Kommunen zahlen doppelt so viel wie 2018
2024 flossen in Baden-Württemberg demnach 3,3 Milliarden Euro an öffentlichen Geldern in den Nahverkehr – knapp 300 Euro pro Einwohner. Den größten Sprung machten die Städte und Gemeinden: Ihr Zuschuss stieg von 48 Euro im Jahr 2018 auf heute 93 Euro. Während die Landesmittel leicht wuchsen, blieben die Bundeszuschüsse unverändert. Die Folge: Die Kommunen mussten ihre Beiträge fast verdoppeln. Angesichts der überproportionalen Belastung ist für Großstädte wie Stuttgart daher klar: "Bund und Land müssen sicherstellen, dass dem ÖPNV wesentlich mehr Geld zur Verfügung steht als bisher. Nur dies kann auf längere Sicht Angebotskürzungen wirksam verhindern", heißt es auf Anfrage.
Durch die Einnahmen aus den Ticketverkäufen ist das ÖPNV-Angebot nicht zu decken. Das vom Bund eingeführte Deutschlandticket hat die Finanzierungslücke für die Kommunen noch größer gemacht. Das Deutschlandticket wurde 2023 als Nachfolger des 9-Euro-Tickets eingeführt und hat den Tarifdschungel im ÖPNV für die Kund:innenseite deutlich vereinfacht. Für die kommunalen Verkehrsbetriebe hat das "im Bereich der Fahrgeldeinnahmen die Landschaft vollkommen verändert", betont die Stadt Mannheim. Bei den Stuttgarter Straßenbahnen (SSB) werden die Ticketeinnahmen seither zu 80 Prozent vom Deutschlandticket und damit von Bund und Ländern bestimmt. Der Stuttgarter Oberbürgermeister Frank Nopper (CDU) fordert Bund und Länder daher auf, ihrer "finanziellen Verantwortung nachzukommen", sonst drohten "substanzielle Einschränkungen" bei Bussen und Bahnen.

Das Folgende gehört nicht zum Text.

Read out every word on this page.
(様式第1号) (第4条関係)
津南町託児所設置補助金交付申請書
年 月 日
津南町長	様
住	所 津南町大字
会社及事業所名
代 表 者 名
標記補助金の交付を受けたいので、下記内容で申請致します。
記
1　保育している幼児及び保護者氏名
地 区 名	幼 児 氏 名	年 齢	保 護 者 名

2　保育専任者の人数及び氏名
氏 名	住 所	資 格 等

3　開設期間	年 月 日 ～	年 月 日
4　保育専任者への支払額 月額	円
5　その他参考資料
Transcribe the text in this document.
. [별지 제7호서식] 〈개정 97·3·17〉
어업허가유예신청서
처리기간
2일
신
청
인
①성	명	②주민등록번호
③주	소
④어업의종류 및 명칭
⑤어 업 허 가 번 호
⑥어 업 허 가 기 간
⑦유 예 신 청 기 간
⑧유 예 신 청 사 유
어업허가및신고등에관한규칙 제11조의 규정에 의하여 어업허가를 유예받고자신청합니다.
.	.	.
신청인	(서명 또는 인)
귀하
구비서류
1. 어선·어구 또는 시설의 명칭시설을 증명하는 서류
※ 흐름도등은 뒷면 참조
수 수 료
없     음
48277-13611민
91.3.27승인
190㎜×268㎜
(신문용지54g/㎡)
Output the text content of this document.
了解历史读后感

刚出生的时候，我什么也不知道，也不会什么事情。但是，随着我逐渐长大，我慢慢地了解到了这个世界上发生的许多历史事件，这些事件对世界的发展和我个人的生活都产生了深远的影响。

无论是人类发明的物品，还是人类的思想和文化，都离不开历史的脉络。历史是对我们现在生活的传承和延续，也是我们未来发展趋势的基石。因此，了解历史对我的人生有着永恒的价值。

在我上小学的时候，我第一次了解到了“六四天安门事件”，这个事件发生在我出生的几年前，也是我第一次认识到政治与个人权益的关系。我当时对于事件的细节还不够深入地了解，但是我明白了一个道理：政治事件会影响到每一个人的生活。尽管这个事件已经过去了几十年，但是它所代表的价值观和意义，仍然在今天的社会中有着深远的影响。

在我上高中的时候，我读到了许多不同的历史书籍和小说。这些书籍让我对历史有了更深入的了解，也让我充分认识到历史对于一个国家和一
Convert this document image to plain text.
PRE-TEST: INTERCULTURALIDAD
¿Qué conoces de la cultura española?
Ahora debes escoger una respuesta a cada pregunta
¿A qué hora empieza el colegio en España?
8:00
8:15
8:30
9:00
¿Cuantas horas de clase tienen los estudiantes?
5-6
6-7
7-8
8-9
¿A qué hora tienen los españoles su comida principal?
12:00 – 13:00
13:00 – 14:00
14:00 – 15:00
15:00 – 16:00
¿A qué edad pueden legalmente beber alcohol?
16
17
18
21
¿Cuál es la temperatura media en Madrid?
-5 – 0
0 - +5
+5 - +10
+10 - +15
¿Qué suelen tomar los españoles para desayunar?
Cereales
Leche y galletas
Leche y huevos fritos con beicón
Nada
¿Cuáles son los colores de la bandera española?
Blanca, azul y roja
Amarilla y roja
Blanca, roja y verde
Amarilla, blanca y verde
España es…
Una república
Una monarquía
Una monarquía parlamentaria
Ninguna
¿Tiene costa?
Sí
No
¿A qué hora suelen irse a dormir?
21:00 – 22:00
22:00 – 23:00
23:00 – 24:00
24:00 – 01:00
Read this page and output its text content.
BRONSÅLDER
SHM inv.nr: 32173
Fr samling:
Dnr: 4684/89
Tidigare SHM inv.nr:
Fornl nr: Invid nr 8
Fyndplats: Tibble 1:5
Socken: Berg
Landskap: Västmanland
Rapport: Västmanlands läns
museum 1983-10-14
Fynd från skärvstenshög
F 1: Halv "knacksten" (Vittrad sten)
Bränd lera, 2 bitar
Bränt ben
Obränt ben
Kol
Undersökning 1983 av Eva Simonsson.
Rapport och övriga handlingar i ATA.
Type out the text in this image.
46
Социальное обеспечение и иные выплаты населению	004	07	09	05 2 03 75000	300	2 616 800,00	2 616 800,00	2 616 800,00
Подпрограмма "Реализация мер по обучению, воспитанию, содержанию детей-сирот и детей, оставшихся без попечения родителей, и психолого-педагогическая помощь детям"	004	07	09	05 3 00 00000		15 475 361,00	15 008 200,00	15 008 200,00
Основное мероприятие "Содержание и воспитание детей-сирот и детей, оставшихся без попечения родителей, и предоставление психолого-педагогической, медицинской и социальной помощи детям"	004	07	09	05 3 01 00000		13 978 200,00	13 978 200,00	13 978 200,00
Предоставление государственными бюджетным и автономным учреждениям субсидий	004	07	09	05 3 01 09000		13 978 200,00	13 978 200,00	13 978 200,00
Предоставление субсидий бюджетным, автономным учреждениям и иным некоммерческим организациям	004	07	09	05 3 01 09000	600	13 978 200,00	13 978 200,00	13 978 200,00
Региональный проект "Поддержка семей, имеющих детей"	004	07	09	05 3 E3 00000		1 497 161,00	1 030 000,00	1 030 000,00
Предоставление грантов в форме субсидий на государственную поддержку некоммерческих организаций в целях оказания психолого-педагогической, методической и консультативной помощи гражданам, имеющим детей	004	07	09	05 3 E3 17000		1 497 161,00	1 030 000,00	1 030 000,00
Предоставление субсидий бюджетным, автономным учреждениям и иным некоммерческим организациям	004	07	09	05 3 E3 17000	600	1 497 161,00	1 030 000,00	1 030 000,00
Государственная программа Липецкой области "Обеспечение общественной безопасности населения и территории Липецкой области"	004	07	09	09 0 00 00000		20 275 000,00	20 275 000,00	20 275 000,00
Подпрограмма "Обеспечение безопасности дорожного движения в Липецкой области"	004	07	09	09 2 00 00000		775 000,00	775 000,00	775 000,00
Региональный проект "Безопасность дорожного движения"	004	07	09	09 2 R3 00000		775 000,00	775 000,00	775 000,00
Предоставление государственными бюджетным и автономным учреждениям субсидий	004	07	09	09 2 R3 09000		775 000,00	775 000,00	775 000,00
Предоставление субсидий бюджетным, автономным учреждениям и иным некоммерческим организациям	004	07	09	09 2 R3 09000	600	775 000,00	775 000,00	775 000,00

Stuttgart und Karlsruhe am Limit
Allein bei den SSB drohe ein jährliches Defizit von bis zu 200 Millionen Euro in den kommenden Jahren, warnt Nopper. "Wir müssen nunmehr leider auch beim ÖPNV auf die Kostenbremse treten", sagte er im Juli und kündigte den Verzicht auf mehrere Ausbauprojekte und Einschränkungen im ÖPNV an. Ein dichterer Takt und der geplante Nachtverkehr wurden aus- und der eingeschränkte Fahrplan auf der U8 fortgesetzt. 25 Millionen Euro sollen so eingespart werden. Nach Angaben der Stadtverwaltung beliefen sich die städtischen Ausgaben für den Stuttgarter Nahverkehr zuletzt auf rund 100 Millionen Euro pro Jahr. "Bis vor wenigen Jahren lag dieser Betrag noch bei rund 20 Millionen Euro."